6. Buyuk Hendek Street
Buyuk Hendek Street offers a very different route for its visitors. The biggest synagogue of Istanbul, Neve Salom Synagogue is situated here. After passing by the restaurants and cafes lined on both side of the street, you reach Sishane.
If you go a little up to the right side, you can reach Mesrutiyet Street where Pera Palace Hotel and Soho House Istanbul is located and you can feel the historical atmosphere at Tepebasi.
Alternatively, you can also reach Tunnel Square, the beginning of Istiklal Avenue, via the steps next to Beyoglu Municipality building.
7. Yuksek Kaldirim Street
You can see visitors in big groups walking down the street after visiting Galata Tower. This avenue is called Yuksek Kaldirim and it’s a steep ramp that connects Karakoy Square to Istiklal Avenue.
The Tunnel system between Karakoy and Istiklal was constructed in 1875 by a French origin engineer who was fed up with walking up and down that slope.
You can see important structures like Askenaz Synagogue on Yuksek Kaldirim Avenue. You can go back to reach Karakoy and Galata Bridge by ending your trip early.
8. Galip Dede Street
After visiting Galata Tower, if you walk down the slope, you can reach Karakoy via Yuksek Kaldirim and if you walk up the slope, you can reach Istiklal Avenue via Galip Dede Street.
During Ottoman Empire, the merchants that sold the same goods would sell their goods on the same street. Therefore, the competition among them would benefit the public and it would make finding what you needed quite easy. This also the main philosophy behind the shopping areas like the Grand Bazaar and the Spice Bazaar.
It’s still possible to see come across markets that still function in the neighborhoods of Beyoglu. For example, Hırdavatçılar Çarşısı (Hardware Stores) or Müzik Aletleri Çarşısı (Musical Instruments Market) on Galip Dede Street are such examples.
You can also find one of Istanbul’s secret treasures while you walk up on Galip Dede Street through musical instruments shops.
Galata Mevlevihanesi Museum (Whirling Dervishes Museum) on this avenue is one of the most interesting museums in Istanbul. Moreover, Whirling Dervishes Show is also performed here on specific days of the week. It’s considered as one of the top things to do in Galata Istanbul.

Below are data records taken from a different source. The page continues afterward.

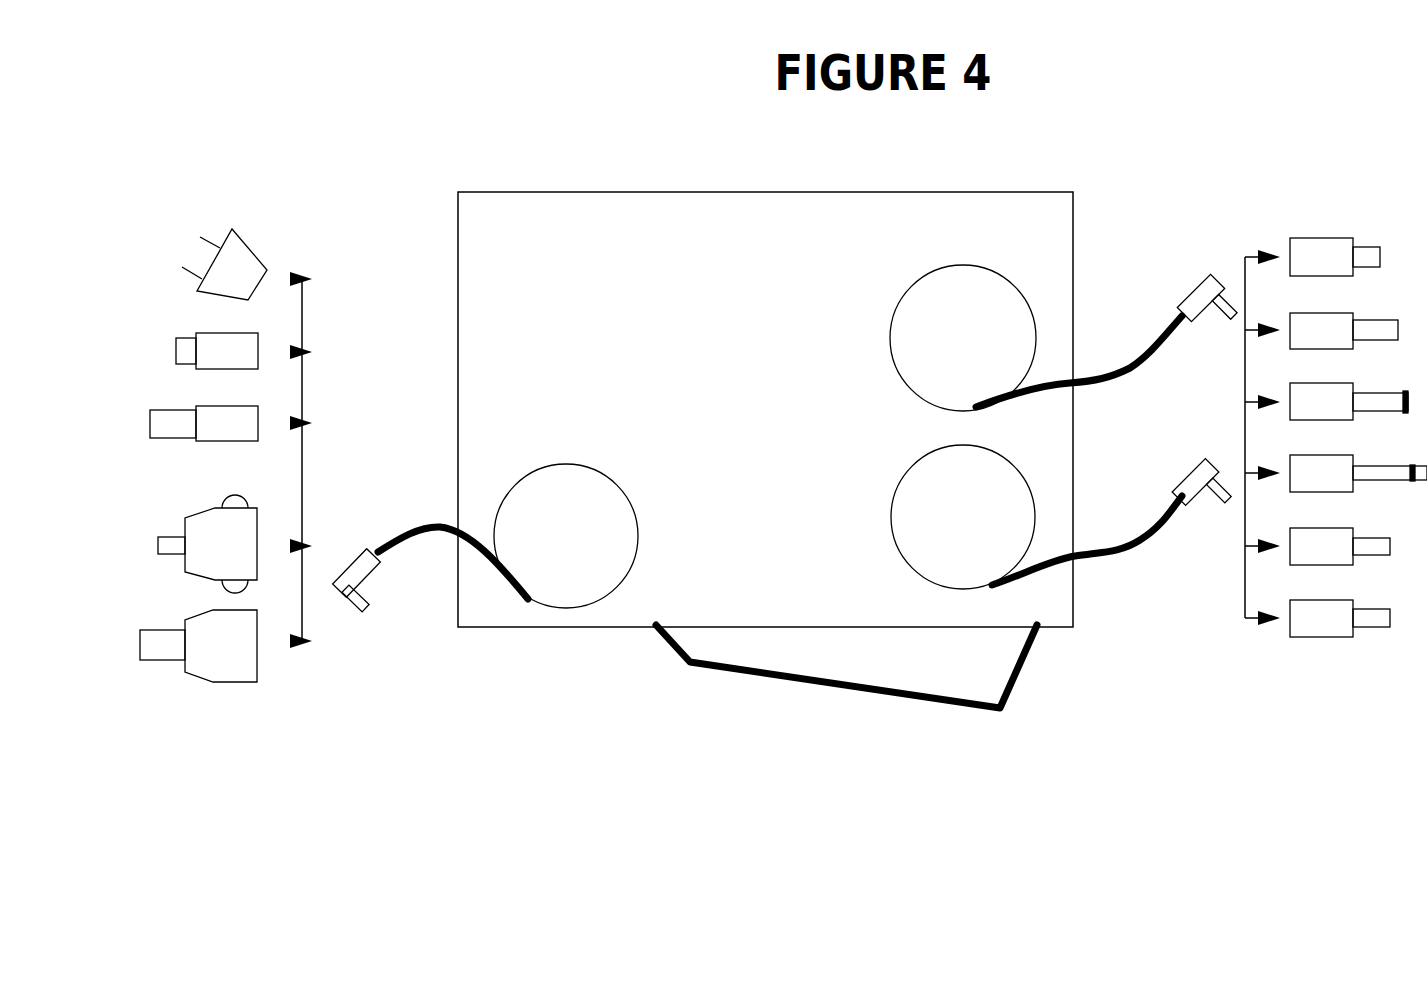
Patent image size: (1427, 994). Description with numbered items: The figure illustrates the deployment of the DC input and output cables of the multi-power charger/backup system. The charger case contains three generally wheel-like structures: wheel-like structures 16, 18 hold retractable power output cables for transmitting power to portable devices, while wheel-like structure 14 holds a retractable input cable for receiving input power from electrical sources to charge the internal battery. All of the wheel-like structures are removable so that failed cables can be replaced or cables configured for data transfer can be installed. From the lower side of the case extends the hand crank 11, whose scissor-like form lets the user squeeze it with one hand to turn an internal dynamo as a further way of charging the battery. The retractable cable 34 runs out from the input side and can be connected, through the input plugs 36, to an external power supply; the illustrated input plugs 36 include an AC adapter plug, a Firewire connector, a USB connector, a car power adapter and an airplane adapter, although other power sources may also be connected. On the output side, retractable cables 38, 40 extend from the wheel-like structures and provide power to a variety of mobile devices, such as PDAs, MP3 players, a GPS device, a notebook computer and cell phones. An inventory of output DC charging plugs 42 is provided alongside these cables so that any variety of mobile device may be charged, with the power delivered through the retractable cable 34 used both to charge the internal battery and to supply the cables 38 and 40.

The hand crank 11 is at (1025, 668).
The wheel-like structure 14 is at (638, 537).
The wheel-like structure 16 is at (890, 338).
The wheel-like structure 18 is at (890, 518).
The retractable cable 34 is at (432, 527).
The input plugs 36 is at (293, 254).
The retractable cable 38 is at (1110, 373).
The retractable cable 40 is at (1093, 556).
The output DC charging plugs 42 is at (1270, 235).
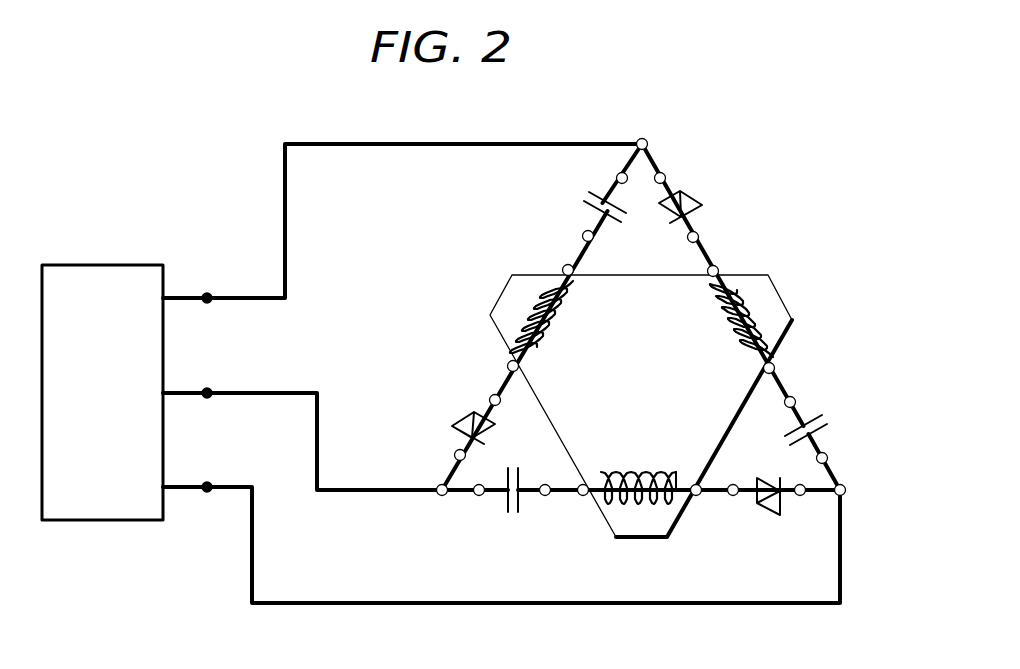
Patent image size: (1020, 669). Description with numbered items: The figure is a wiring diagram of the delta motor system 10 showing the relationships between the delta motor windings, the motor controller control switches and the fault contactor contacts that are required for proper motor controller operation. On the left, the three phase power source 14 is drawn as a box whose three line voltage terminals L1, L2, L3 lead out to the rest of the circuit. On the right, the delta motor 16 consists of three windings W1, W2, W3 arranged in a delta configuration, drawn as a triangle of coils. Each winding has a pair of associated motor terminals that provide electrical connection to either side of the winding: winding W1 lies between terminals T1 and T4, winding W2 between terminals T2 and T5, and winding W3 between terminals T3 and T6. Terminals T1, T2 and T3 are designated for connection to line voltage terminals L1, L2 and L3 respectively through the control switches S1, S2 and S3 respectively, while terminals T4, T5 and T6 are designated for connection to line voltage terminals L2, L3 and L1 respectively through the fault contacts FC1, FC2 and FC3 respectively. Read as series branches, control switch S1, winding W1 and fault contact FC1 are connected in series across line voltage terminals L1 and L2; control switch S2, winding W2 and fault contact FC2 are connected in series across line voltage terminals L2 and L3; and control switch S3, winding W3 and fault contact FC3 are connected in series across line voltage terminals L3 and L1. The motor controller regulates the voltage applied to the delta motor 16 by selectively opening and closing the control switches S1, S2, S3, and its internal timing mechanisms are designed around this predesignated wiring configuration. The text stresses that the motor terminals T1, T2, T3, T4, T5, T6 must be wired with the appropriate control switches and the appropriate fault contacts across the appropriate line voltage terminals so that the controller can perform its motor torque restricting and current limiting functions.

The delta motor system 10 is at (208, 610).
The three phase power source 14 is at (100, 265).
The delta motor 16 is at (779, 294).
The line voltage terminal L1 is at (402, 223).
The line voltage terminal L2 is at (501, 529).
The line voltage terminal L3 is at (302, 425).
The motor terminal T1 is at (716, 269).
The motor terminal T2 is at (696, 496).
The motor terminal T3 is at (511, 366).
The motor terminal T4 is at (772, 368).
The motor terminal T5 is at (583, 496).
The motor terminal T6 is at (566, 269).
The delta motor winding W1 is at (758, 313).
The delta motor winding W2 is at (644, 500).
The delta motor winding W3 is at (532, 316).
The control switch S1 is at (690, 205).
The control switch S2 is at (779, 515).
The control switch S3 is at (473, 423).
The fault contact FC1 is at (824, 431).
The fault contact FC2 is at (506, 501).
The fault contact FC3 is at (601, 196).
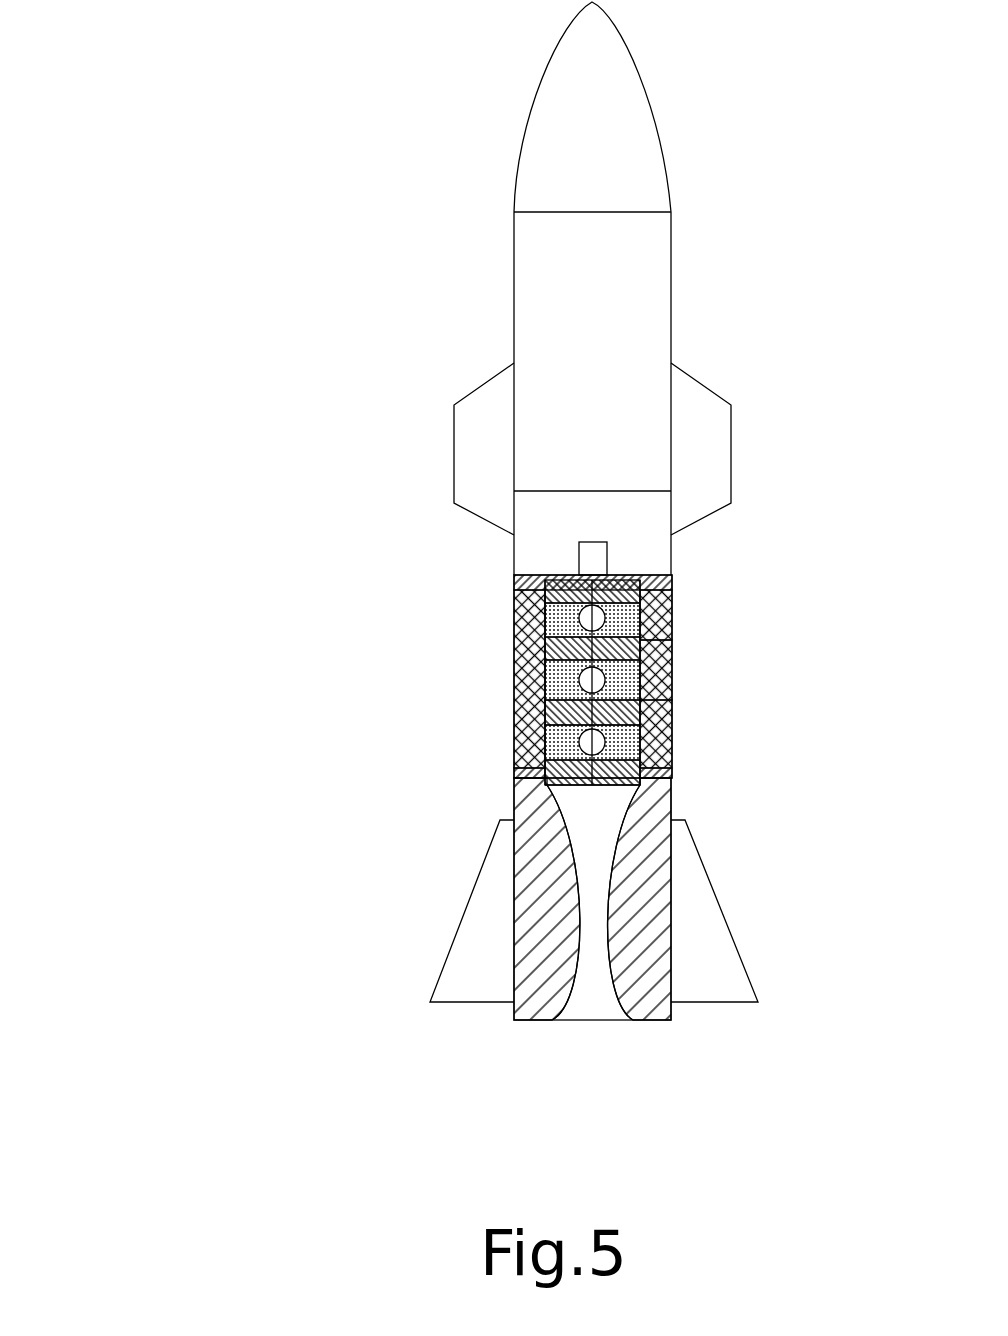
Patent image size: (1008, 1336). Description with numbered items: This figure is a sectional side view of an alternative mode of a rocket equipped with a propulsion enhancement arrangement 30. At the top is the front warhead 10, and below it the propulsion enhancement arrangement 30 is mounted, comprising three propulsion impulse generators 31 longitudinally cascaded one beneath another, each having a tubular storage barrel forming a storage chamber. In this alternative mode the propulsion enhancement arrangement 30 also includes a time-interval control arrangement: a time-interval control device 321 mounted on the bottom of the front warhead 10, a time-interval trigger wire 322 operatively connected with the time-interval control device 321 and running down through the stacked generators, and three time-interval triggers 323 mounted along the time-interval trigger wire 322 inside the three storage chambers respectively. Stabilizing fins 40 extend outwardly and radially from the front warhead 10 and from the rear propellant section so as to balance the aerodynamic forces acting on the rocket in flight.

The front warhead 10 is at (600, 132).
The propulsion enhancement arrangement 30 is at (458, 653).
The propulsion impulse generator 31 is at (515, 740).
The time-interval control device 321 is at (592, 562).
The time-interval trigger wire 322 is at (672, 602).
The time-interval trigger 323 is at (672, 643).
The stabilizing fin 40 is at (703, 383).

Galata Cafes and Restaurants
It’s a must do to take a coffee or tea break on your Istanbul Galata Neighborhood route or try one of the restaurants for some amazing food.
I would like to make a few suggestions in this part of the article because it so happens that the visitors forget eating and drinking while they are busy with taking photos and enjoying the scene here.
1. Privato Cafe
Privato Cafe is a really elegant and nice place that I also included in my Best Breakfast Places in Istanbul. You can have breakfast at Privato Cafe, but you can alternatively take a break to snack. It’s one of the places in Istanbul where you will feel special.
2. Lavazza Coffee Shop
Lavazza is a shop where I drink coffee every time I visit that area. I find the view of Galata Tower and its square from the shop. If you use your imagination a little, I can tell you that you will feel like at a touristic spot in Paris.
You can take this cafe as a great place for watching people walking by and take a rest from your trip.
3. Kuledibi Guney Restaurant
Guney Restaurant has been serving nice food since 1964. If you look a place to eat near Galata Tower, Guney Restaurant is nice place to have some tasty snacks.
You are able to reach to Istiklal Avenue from Guney Restaurant only in minutes. If you would like to discover Istanbul Galata Neighborhood, you may enter Serdar-i Ekrem Street after your break at Guney Restaurant.
4. Mavra Café Design Workshop
The rising popularity of Galata in recent years has led to the opening of new places in the area. Mavra Cafe is one of those recently opened cafes.
The café is owned by a ceramic artist and it is reflected in the amazing decor and the attractiveness of the shop. Mavra Café is located right opposite to Dogan Apartment, one of Istanbul’s most beautiful buildings.